Mais nenhum cigarro aceso e todos acometidos por um cansaço insuportável, os corpos não mais dançavam nem se tocavam, agora era só sono que preenchia
o espaço. A luz entrava forte pela janela grande da quitenete sem cortinas e um dos corpinhos começou a querer despertar. Foi vestindo calcinha, calça, sapato, enquanto o frio lhe maltratava os ossos. Tropeçou numa garrafa que fez com que os outros levantassem, rápidos. Entre eles, um silêncio quase absoluto, não fosse a vida real acontecendo lá fora à todo vapor. Mas nos ouvidos ainda ecoavam risadas, música, tosses e gemidos da noitada e tanto. Alguma risadinha sonolenta ainda se mostrou, mas as palavras não se faziam necessárias naquele momento de procurar a meia, vestir a blusa cheirando a cigarro e maconha, tropeçar no cinzeiro, sentindo o gosto desagradável e inevitável da ressaca. O fato é que amanhecia, e toda aquela luz, junto com o sono mal dormido, pareciam varrer dali qualquer dose de romantismo e embriaguez que ainda pudesse ter restado. Havia até um certo incômodo em olhar para os outros.
Os corpos agora vestidos e amassados se dirigiam para a porta, e da porta para o elevador, e do elevador para a rua. Rua.
Vida voltando ao normal , de uma só vez, sem dó.
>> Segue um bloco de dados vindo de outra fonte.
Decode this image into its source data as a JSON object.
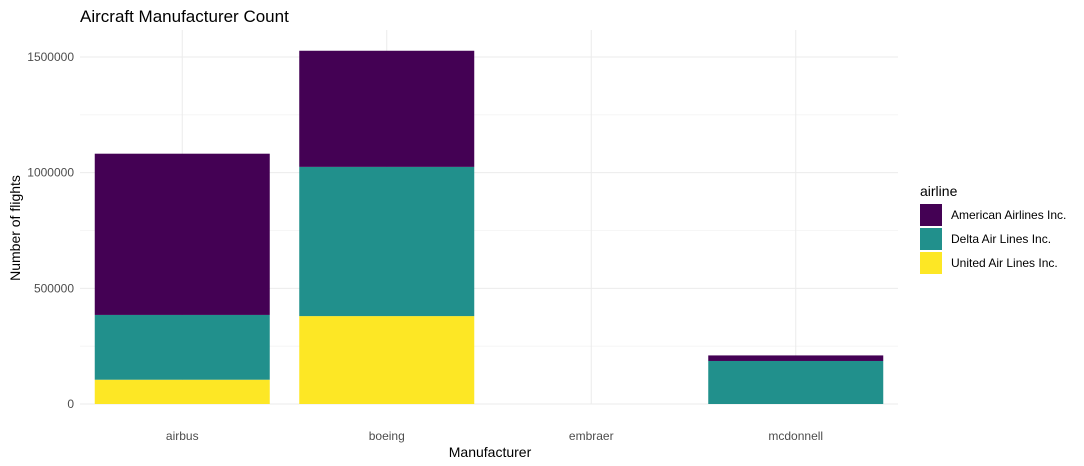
{
  "chart_data": {
    "type": "bar",
    "stacked": true,
    "title": "Aircraft Manufacturer Count",
    "xlabel": "Manufacturer",
    "ylabel": "Number of flights",
    "categories": [
      "airbus",
      "boeing",
      "embraer",
      "mcdonnell"
    ],
    "ylim": [
      0,
      1600000
    ],
    "yticks": [
      0,
      500000,
      1000000,
      1500000
    ],
    "ytick_labels": [
      "0",
      "500000",
      "1000000",
      "1500000"
    ],
    "grid": true,
    "legend": {
      "title": "airline",
      "position": "right"
    },
    "series": [
      {
        "name": "United Air Lines Inc.",
        "color": "#FDE725",
        "values": [
          105000,
          380000,
          0,
          0
        ]
      },
      {
        "name": "Delta Air Lines Inc.",
        "color": "#21908C",
        "values": [
          280000,
          645000,
          0,
          186000
        ]
      },
      {
        "name": "American Airlines Inc.",
        "color": "#440154",
        "values": [
          697000,
          502000,
          0,
          24000
        ]
      }
    ],
    "legend_order": [
      "American Airlines Inc.",
      "Delta Air Lines Inc.",
      "United Air Lines Inc."
    ]
  }
}
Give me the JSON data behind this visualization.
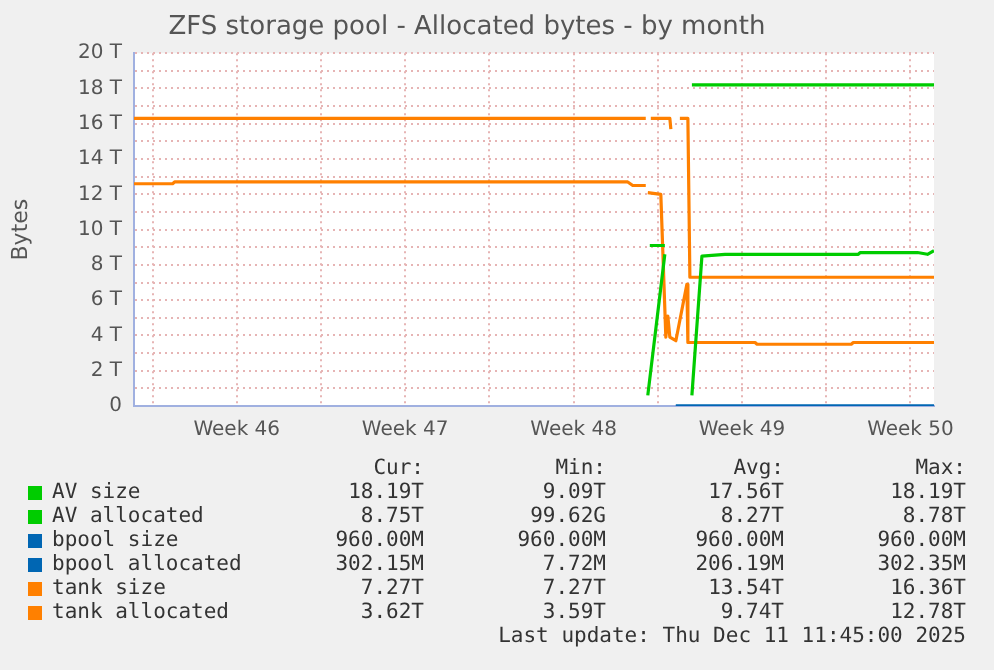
{
  "chart_data": {
    "type": "line",
    "title": "ZFS storage pool - Allocated bytes - by month",
    "ylabel": "Bytes",
    "xlim": [
      "2025-11-09T05:30",
      "2025-12-12T11:30"
    ],
    "xticks": [
      {
        "value": "2025-11-13T12:00",
        "label": "Week 46"
      },
      {
        "value": "2025-11-20T12:00",
        "label": "Week 47"
      },
      {
        "value": "2025-11-27T12:00",
        "label": "Week 48"
      },
      {
        "value": "2025-12-04T12:00",
        "label": "Week 49"
      },
      {
        "value": "2025-12-11T12:00",
        "label": "Week 50"
      },
      {
        "value": "2025-11-10T00:00",
        "label": null
      },
      {
        "value": "2025-11-17T00:00",
        "label": null
      },
      {
        "value": "2025-11-24T00:00",
        "label": null
      },
      {
        "value": "2025-12-01T00:00",
        "label": null
      },
      {
        "value": "2025-12-08T00:00",
        "label": null
      }
    ],
    "ylim": [
      0,
      20
    ],
    "yticks": [
      {
        "value": 0,
        "label": "0"
      },
      {
        "value": 2,
        "label": "2 T"
      },
      {
        "value": 4,
        "label": "4 T"
      },
      {
        "value": 6,
        "label": "6 T"
      },
      {
        "value": 8,
        "label": "8 T"
      },
      {
        "value": 10,
        "label": "10 T"
      },
      {
        "value": 12,
        "label": "12 T"
      },
      {
        "value": 14,
        "label": "14 T"
      },
      {
        "value": 16,
        "label": "16 T"
      },
      {
        "value": 18,
        "label": "18 T"
      },
      {
        "value": 20,
        "label": "20 T"
      },
      {
        "value": 1,
        "label": null
      },
      {
        "value": 3,
        "label": null
      },
      {
        "value": 5,
        "label": null
      },
      {
        "value": 7,
        "label": null
      },
      {
        "value": 9,
        "label": null
      },
      {
        "value": 11,
        "label": null
      },
      {
        "value": 13,
        "label": null
      },
      {
        "value": 15,
        "label": null
      },
      {
        "value": 17,
        "label": null
      },
      {
        "value": 19,
        "label": null
      }
    ],
    "grid": true,
    "legend": "bottom",
    "marker": "none",
    "line_style": "solid",
    "series": [
      {
        "name": "AV size",
        "color": "#00cc00",
        "x": [
          "2025-11-30T16:00",
          "2025-12-01T07:00",
          "2025-12-01T08:00",
          "2025-12-02T10:00",
          "2025-12-12T11:30"
        ],
        "values": [
          9.1,
          9.1,
          null,
          18.2,
          18.2
        ]
      },
      {
        "name": "AV allocated",
        "color": "#00cc00",
        "x": [
          "2025-11-30T14:00",
          "2025-12-01T07:00",
          "2025-12-01T08:00",
          "2025-12-02T10:00",
          "2025-12-02T20:00",
          "2025-12-03T19:00",
          "2025-12-09T08:00",
          "2025-12-09T10:00",
          "2025-12-11T19:00",
          "2025-12-12T05:00",
          "2025-12-12T11:30"
        ],
        "values": [
          0.6,
          8.6,
          null,
          0.6,
          8.5,
          8.6,
          8.6,
          8.7,
          8.7,
          8.6,
          8.8
        ]
      },
      {
        "name": "bpool size",
        "color": "#0066b3",
        "x": [
          "2025-12-01T18:00",
          "2025-12-12T11:30"
        ],
        "values": [
          0,
          0
        ]
      },
      {
        "name": "bpool allocated",
        "color": "#0066b3",
        "x": [
          "2025-12-01T18:00",
          "2025-12-12T11:30"
        ],
        "values": [
          0,
          0
        ]
      },
      {
        "name": "tank size",
        "color": "#ff8000",
        "x": [
          "2025-11-09T05:30",
          "2025-11-30T12:00",
          "2025-11-30T14:00",
          "2025-11-30T17:00",
          "2025-12-01T12:00",
          "2025-12-01T13:00",
          "2025-12-01T15:00",
          "2025-12-01T22:00",
          "2025-12-02T06:00",
          "2025-12-02T08:00",
          "2025-12-12T11:30"
        ],
        "values": [
          16.3,
          16.3,
          null,
          16.3,
          16.3,
          15.7,
          null,
          16.3,
          16.3,
          7.3,
          7.3
        ]
      },
      {
        "name": "tank allocated",
        "color": "#ff8000",
        "x": [
          "2025-11-09T05:30",
          "2025-11-10T20:00",
          "2025-11-10T22:00",
          "2025-11-29T18:00",
          "2025-11-29T23:00",
          "2025-11-30T12:00",
          "2025-11-30T13:00",
          "2025-11-30T14:00",
          "2025-12-01T03:00",
          "2025-12-01T08:00",
          "2025-12-01T10:00",
          "2025-12-01T12:00",
          "2025-12-01T18:00",
          "2025-12-02T05:00",
          "2025-12-02T06:00",
          "2025-12-05T01:00",
          "2025-12-05T03:00",
          "2025-12-09T01:00",
          "2025-12-09T03:00",
          "2025-12-12T11:30"
        ],
        "values": [
          12.6,
          12.6,
          12.7,
          12.7,
          12.5,
          12.5,
          null,
          12.1,
          12.0,
          3.9,
          5.1,
          3.9,
          3.7,
          6.9,
          3.6,
          3.6,
          3.5,
          3.5,
          3.6,
          3.6
        ]
      }
    ],
    "annotations": [
      "Cur:",
      "Min:",
      "Avg:",
      "Max:",
      "18.19T",
      "9.09T",
      "17.56T",
      "18.19T",
      "8.75T",
      "99.62G",
      "8.27T",
      "8.78T",
      "960.00M",
      "960.00M",
      "960.00M",
      "960.00M",
      "302.15M",
      "7.72M",
      "206.19M",
      "302.35M",
      "7.27T",
      "7.27T",
      "13.54T",
      "16.36T",
      "3.62T",
      "3.59T",
      "9.74T",
      "12.78T",
      "Last update: Thu Dec 11 11:45:00 2025"
    ]
  }
}
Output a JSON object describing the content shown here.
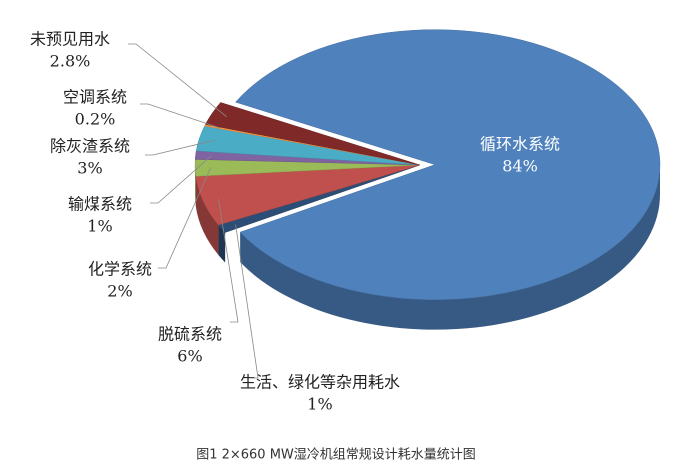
{
  "chart_data": {
    "type": "pie3d",
    "title": "图1 2×660 MW湿冷机组常规设计耗水量统计图",
    "categories": [
      "循环水系统",
      "生活、绿化等杂用耗水",
      "脱硫系统",
      "化学系统",
      "输煤系统",
      "除灰渣系统",
      "空调系统",
      "未预见用水"
    ],
    "values": [
      84,
      1,
      6,
      2,
      1,
      3,
      0.2,
      2.8
    ],
    "value_labels": [
      "84%",
      "1%",
      "6%",
      "2%",
      "1%",
      "3%",
      "0.2%",
      "2.8%"
    ],
    "colors": [
      "#4f81bd",
      "#2c4d75",
      "#c0504d",
      "#9bbb59",
      "#8064a2",
      "#4bacc6",
      "#f79646",
      "#7f2a28"
    ]
  }
}
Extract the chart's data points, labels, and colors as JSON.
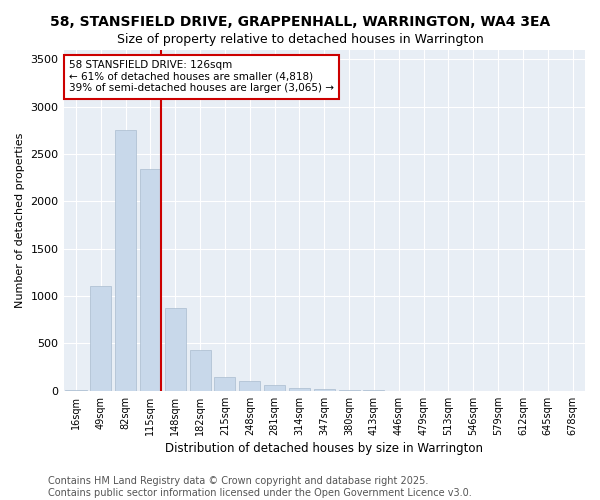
{
  "title": "58, STANSFIELD DRIVE, GRAPPENHALL, WARRINGTON, WA4 3EA",
  "subtitle": "Size of property relative to detached houses in Warrington",
  "xlabel": "Distribution of detached houses by size in Warrington",
  "ylabel": "Number of detached properties",
  "categories": [
    "16sqm",
    "49sqm",
    "82sqm",
    "115sqm",
    "148sqm",
    "182sqm",
    "215sqm",
    "248sqm",
    "281sqm",
    "314sqm",
    "347sqm",
    "380sqm",
    "413sqm",
    "446sqm",
    "479sqm",
    "513sqm",
    "546sqm",
    "579sqm",
    "612sqm",
    "645sqm",
    "678sqm"
  ],
  "values": [
    5,
    1110,
    2750,
    2340,
    870,
    430,
    150,
    100,
    60,
    35,
    15,
    8,
    5,
    3,
    2,
    1,
    1,
    1,
    0,
    0,
    0
  ],
  "bar_color": "#c8d8ea",
  "bar_edge_color": "#aabcce",
  "vline_color": "#cc0000",
  "annotation_text": "58 STANSFIELD DRIVE: 126sqm\n← 61% of detached houses are smaller (4,818)\n39% of semi-detached houses are larger (3,065) →",
  "annotation_box_color": "#ffffff",
  "annotation_box_edge": "#cc0000",
  "ylim": [
    0,
    3600
  ],
  "yticks": [
    0,
    500,
    1000,
    1500,
    2000,
    2500,
    3000,
    3500
  ],
  "background_color": "#ffffff",
  "plot_bg_color": "#e8eef5",
  "grid_color": "#ffffff",
  "footer1": "Contains HM Land Registry data © Crown copyright and database right 2025.",
  "footer2": "Contains public sector information licensed under the Open Government Licence v3.0.",
  "title_fontsize": 10,
  "subtitle_fontsize": 9,
  "footer_fontsize": 7
}
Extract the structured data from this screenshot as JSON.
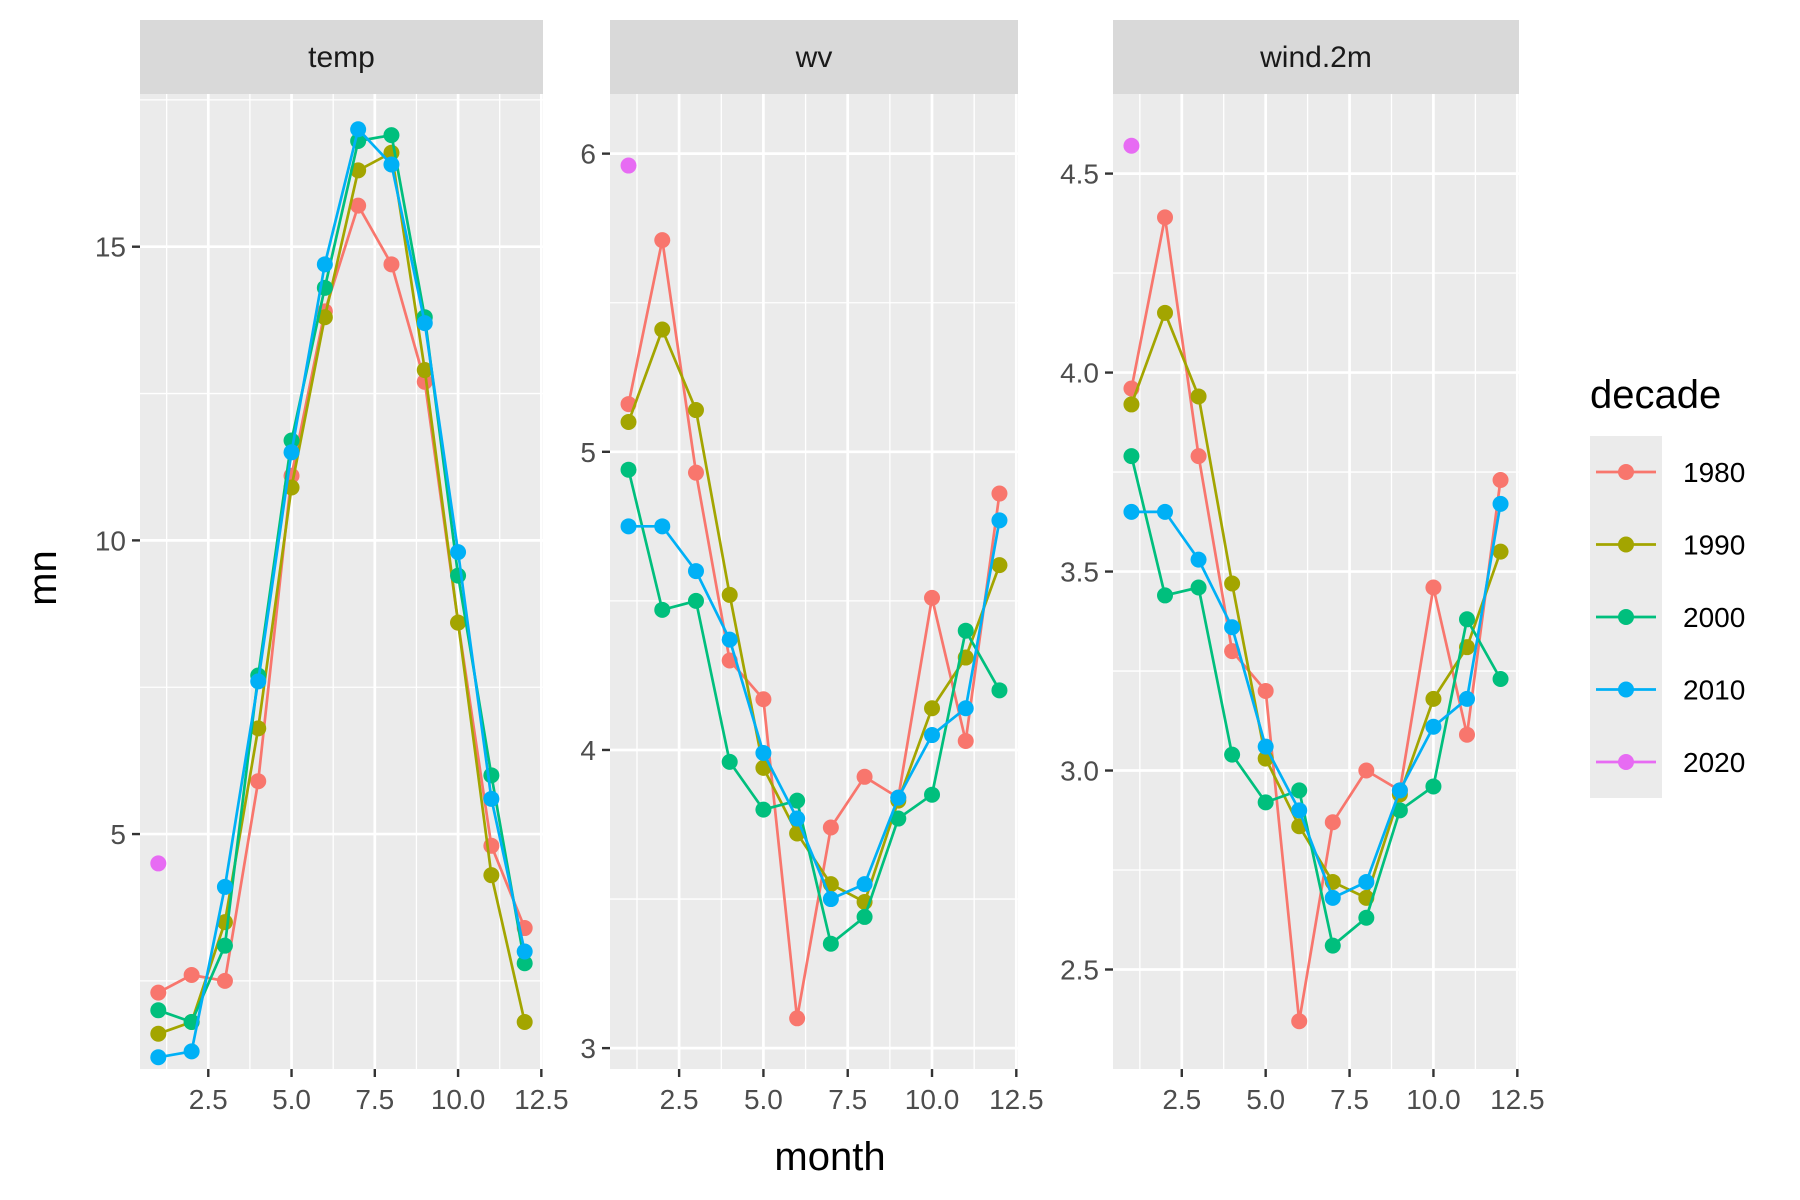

Há cinco minutos eles eram corpos nus, amontoados e embebidos de vinho.
Agora ele era publicitário, ela atendente de telemarketing, a outra garçonete e o outro escritor. Alguns tchaus e beijinhos comportados.
Os caminhos rapidamente se dividiram, cada um indo cumprir o papel que lhe cabia na sociedade.
Frio doído de amanhecer, rua cheia, e ela seguiu desviando, a pé, até a sua casa, com a frase dita na noite anterior ecoando nos seus pensamentos: "Você me é perigosamente familiar."